Here again is a major temptation for us. We all have at times, yearned to be more than who we are. We have all fantasized about being famous, about having people fall at our feet and adore us. We have all thought about what it would be like to be noticed—truly noticed—when we enter a room. We are all susceptible to self-centeredness, to that charming belief that the world revolves me—the individual. And, to be fair, from our own perspective, it certainly seems like that’s the case, doesn’t it? I mean, after all, who knows us better than we ourselves? We are the only ones we are present with all the time. We know what our thoughts are, what our true feelings are. We know the good and the bad about ourselves, more so than anyone else.
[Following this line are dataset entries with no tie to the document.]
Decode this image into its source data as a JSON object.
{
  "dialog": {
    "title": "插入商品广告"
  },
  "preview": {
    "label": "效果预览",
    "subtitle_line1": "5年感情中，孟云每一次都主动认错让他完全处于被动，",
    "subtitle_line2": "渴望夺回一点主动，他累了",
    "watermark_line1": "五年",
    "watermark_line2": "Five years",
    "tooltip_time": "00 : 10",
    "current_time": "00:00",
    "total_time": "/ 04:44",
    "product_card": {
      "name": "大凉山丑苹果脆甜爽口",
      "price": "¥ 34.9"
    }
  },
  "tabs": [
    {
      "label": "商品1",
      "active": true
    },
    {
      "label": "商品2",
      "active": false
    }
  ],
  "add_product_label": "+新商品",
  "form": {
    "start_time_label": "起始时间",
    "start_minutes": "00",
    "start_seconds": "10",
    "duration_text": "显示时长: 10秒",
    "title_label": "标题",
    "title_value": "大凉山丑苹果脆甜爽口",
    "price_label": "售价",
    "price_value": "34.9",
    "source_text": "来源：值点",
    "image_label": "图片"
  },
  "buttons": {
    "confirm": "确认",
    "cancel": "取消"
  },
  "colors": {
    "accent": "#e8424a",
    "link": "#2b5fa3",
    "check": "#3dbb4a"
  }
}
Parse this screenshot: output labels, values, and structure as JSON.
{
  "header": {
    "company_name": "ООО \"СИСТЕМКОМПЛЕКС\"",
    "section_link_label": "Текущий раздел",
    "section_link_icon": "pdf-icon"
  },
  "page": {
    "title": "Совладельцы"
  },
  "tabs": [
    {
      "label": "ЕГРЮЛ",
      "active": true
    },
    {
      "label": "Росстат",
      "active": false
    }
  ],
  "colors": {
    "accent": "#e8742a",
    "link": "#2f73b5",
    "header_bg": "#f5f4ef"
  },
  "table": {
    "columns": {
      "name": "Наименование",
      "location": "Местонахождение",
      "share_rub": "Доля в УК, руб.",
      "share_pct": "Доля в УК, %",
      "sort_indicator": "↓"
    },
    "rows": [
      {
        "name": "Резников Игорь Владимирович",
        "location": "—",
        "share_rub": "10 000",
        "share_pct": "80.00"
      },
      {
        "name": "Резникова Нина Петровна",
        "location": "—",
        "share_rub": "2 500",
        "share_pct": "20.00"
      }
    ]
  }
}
But Jesus again nudges us away from that strange form of self-idolatry and reminds us that there is actually someone who knows us better than we know ourselves, who knows our thoughts better than we do. Rather than falling to the self-delusion of believing our worlds revolve around ourselves, we must center our lives squarely and surely on God.

Finally, we are warned not to put the Lord our God to the test. We’ve all done this as well. We have railed at God and shaken our fists at God and bargained with God. We have promised things to God we have no intention of truly keeping. We have all said to God, “If you do this for me, I promise I will [insert promise here].”

Again, like the previous temptations, this one also revolves around self-centeredness and selfishness. This one involves us controlling God, making God do what we want God to do. This one involves us treating God like a magic genie or a wishing pond.

The realization we must take away from this final temptation is that, yes, God does sometimes grant us our prayers and wishes. Sometimes God does do exactly what we wish God would do for us—even despite that fact that we more often than not do not fulfill the promises we made. Oftentimes, we forget the deal we made once we got what we asked for.

But what we fail to realize in all of this is that those moment sin which God does grant us the answer to prayer we requested, it is only purely out of God’s goodness and God’s care for the larger outcome. It has nothing to do what we do. God does not care with little acts of gratitude that only appease our own selfish understanding of why things are.

We cannot manipulate God and make God do what we want. None of us are in the position to do that. And if we had a God that we could do that to, I’m not certain I would truly want to serve that God.

These are the temptations we should be pondering during this Lenten season. When I said earlier that these confessions of Jesus are the basis for our understanding of Lent, it really is. Each of these statements by Jesus are essentially jumping off points for us as we ponder our relationship with God, with each other and with ourselves during this season.

So, let us carry these confessions of Jesus close to our heats in these days of Lent. Let them speak to each of us in our temptations. Let them nudge us out of any self-centeredness that may come upon us. And let us realize that in all things God in the person of Jesus is truly the center of our lives, dwelling there in our midst.